While certain exemplary embodiments have been described and shown in the accompanying drawings, it is to be understood that such embodiments are merely illustrative of and not restrictive on the broad invention, and that this invention not be limited to the specific constructions and arrangements shown and described, since various other modifications may occur to those ordinarily skilled in the art.

Claims

1. A detector system, comprising:

an ion trap;

an electron source coupled to said ion trap;

a detector coupled to said ion trap; and,

a controller coupled to said ion trap and said electron source to turn said ion trap and said electron source on and off, such that said electron source is on when said ion trap is off.

2. The system of claim 1, wherein said ion trap includes a ring electrode and a pair of end caps.

3. The system of claim 1, wherein said electron source includes a light source.

4. The system of claim 1, wherein said ion trap applies a radio frequency voltage.

5. The system of claim 1, wherein said ion trap and said electron source are switched on and off a plurality of times.

6. The system of claim 4, wherein said radio frequency voltage is amplitude modulated.

7. The system of claim 1, wherein said ion trap provides an auxiliary voltage at a frequency that dissociates an ion.

8. The system of claim 1, wherein said detector is a mass detector.

9. A detector system, comprising:

an ion trap;

an electron source coupled to said ion trap;

a detector coupled to said ion trap; and,

means for dissociating an ion in said ion trap assembly.

10. The system of claim 9, wherein said ion trap includes a ring electrode and a pair of end caps.

11. The system of claim 9, wherein said electron source includes a light source.

12. The system of claim 9, wherein said ion trap applies a radio frequency voltage.

13. The system of claim 9, wherein said ion trap and said electron source are switched on and off a plurality of times.

14. The system of claim 12, wherein said radio frequency voltage is amplitude modulated.

15. The system of claim 9, wherein said ion trap provides an auxiliary voltage at a frequency that dissociates an ion.

16. The system of claim 9, wherein said detector is a mass detector.

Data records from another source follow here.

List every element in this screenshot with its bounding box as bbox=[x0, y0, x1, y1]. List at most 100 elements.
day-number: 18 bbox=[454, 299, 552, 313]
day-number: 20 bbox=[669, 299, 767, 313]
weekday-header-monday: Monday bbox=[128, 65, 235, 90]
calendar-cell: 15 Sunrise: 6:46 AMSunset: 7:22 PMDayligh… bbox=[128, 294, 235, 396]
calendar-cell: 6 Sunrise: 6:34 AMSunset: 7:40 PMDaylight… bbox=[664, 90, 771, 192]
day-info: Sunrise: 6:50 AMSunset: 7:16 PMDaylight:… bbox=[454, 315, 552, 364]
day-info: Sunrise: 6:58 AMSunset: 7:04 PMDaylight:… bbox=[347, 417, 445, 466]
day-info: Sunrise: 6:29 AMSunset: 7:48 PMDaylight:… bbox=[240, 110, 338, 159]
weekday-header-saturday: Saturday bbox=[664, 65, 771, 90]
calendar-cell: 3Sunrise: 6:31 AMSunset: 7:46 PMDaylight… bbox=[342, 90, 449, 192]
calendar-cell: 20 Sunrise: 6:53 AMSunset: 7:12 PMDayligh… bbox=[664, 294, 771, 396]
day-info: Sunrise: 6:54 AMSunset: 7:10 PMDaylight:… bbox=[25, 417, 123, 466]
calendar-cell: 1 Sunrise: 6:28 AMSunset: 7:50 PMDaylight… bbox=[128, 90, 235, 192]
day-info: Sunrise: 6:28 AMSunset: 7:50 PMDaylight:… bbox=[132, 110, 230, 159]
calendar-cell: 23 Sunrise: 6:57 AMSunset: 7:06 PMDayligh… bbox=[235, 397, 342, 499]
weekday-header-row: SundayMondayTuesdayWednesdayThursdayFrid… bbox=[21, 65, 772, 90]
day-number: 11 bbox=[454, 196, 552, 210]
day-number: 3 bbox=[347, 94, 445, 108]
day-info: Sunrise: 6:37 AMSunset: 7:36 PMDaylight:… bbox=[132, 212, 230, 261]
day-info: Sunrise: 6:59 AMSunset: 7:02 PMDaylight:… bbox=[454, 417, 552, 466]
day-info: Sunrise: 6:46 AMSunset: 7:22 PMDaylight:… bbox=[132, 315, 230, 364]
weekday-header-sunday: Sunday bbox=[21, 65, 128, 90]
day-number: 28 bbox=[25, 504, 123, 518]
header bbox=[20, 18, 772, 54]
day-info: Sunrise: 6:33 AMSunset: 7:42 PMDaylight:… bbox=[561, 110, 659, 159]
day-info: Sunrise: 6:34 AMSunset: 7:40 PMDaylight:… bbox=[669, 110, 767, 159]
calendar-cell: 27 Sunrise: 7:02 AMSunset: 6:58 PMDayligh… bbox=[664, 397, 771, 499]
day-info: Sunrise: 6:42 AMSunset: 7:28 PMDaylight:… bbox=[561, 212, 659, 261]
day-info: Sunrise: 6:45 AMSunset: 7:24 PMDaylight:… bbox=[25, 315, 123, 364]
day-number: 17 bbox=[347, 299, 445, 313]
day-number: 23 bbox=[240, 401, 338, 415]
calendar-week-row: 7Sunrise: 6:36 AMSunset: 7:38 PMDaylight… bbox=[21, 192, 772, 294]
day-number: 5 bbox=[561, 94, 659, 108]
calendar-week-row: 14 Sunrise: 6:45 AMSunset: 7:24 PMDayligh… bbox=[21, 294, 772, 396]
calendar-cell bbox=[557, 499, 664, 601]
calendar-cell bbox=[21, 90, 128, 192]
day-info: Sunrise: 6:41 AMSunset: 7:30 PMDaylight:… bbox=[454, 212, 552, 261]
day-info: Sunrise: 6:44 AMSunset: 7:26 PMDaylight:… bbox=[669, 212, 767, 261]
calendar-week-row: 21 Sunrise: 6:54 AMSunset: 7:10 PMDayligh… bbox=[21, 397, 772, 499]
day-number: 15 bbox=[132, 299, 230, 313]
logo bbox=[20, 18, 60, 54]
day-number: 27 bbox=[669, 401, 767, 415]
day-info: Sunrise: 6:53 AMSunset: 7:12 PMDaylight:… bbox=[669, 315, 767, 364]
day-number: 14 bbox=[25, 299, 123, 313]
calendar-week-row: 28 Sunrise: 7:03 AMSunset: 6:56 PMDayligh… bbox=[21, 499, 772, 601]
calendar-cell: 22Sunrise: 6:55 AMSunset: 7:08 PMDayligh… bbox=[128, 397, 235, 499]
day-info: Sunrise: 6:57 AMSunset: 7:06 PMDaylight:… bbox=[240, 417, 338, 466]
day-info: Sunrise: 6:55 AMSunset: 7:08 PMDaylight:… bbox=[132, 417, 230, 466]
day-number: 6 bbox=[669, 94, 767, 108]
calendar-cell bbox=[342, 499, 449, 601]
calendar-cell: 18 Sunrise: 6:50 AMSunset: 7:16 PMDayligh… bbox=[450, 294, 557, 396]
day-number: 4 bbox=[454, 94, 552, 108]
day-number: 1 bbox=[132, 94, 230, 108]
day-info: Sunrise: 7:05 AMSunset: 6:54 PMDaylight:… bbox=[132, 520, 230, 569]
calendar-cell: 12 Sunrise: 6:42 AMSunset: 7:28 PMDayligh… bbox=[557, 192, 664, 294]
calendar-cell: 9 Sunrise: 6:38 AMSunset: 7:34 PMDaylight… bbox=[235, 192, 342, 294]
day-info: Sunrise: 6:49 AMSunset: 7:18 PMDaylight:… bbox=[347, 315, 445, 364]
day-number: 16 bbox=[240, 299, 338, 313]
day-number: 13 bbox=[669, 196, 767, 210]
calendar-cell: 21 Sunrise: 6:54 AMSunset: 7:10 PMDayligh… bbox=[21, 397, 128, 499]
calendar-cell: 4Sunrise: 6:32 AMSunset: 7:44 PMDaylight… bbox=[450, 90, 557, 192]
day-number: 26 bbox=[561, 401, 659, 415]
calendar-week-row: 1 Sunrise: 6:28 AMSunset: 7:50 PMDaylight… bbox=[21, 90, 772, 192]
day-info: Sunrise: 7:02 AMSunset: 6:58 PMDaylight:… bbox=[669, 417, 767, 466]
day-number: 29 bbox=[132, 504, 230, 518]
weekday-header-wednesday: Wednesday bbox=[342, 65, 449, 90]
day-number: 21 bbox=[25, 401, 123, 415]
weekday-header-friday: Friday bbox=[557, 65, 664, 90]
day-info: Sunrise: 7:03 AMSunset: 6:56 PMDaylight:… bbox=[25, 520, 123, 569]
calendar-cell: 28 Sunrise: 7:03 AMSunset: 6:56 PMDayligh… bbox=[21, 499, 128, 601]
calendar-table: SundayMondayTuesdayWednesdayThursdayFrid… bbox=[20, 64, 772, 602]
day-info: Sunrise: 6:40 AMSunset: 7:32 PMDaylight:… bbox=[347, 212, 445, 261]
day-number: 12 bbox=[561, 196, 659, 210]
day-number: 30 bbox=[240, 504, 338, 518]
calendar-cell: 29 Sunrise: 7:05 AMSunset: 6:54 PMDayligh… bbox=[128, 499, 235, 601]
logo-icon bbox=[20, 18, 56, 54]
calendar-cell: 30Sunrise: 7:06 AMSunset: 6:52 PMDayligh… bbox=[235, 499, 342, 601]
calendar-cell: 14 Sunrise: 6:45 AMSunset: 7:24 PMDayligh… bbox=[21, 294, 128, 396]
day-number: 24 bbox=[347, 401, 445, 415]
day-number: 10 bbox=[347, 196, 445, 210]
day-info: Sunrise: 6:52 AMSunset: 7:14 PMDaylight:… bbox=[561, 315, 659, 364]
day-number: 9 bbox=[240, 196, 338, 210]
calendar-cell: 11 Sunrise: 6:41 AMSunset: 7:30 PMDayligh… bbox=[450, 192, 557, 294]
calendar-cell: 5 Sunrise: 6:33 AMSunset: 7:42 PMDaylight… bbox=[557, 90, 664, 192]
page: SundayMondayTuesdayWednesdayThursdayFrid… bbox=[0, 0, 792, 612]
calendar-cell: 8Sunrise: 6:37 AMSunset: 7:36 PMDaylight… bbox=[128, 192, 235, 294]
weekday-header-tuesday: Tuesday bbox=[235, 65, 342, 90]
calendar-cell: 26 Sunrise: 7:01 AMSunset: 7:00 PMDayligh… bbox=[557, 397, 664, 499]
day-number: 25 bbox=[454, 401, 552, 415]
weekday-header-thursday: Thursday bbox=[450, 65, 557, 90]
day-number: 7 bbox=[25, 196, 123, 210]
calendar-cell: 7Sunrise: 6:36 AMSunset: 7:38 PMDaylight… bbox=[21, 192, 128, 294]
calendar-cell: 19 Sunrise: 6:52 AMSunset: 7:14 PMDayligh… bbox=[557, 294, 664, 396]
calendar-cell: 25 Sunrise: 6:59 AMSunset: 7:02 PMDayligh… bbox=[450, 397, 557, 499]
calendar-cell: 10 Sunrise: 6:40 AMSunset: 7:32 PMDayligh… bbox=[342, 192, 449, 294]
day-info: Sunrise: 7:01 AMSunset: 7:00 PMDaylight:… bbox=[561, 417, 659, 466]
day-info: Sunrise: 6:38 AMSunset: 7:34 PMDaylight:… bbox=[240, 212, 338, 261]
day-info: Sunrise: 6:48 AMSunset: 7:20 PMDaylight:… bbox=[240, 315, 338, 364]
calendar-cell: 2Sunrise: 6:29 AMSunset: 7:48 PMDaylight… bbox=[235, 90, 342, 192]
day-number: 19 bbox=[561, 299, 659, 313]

17. A method for detecting a trace molecule in a sample, comprising:

isolating an ion within an ion trap that is turned on;

turning off the ion trap;

introducing electrons into the ion trap while the ion trap is off to dissociate an ion;

ejecting the dissociated ion from the ion trap; and,

detecting a mass of the dissociated ion.

18. The method of claim 17, wherein the ion is dissociated before the ion trap is turned off.

19. The method of claim 17, further comprising isolating a second ion and dissociating the second ion with a voltage potential having a different amplitude.

20. The method of claim 17, wherein the ion trap applies a voltage frequency that selectively traps the ion from a plurality of ions.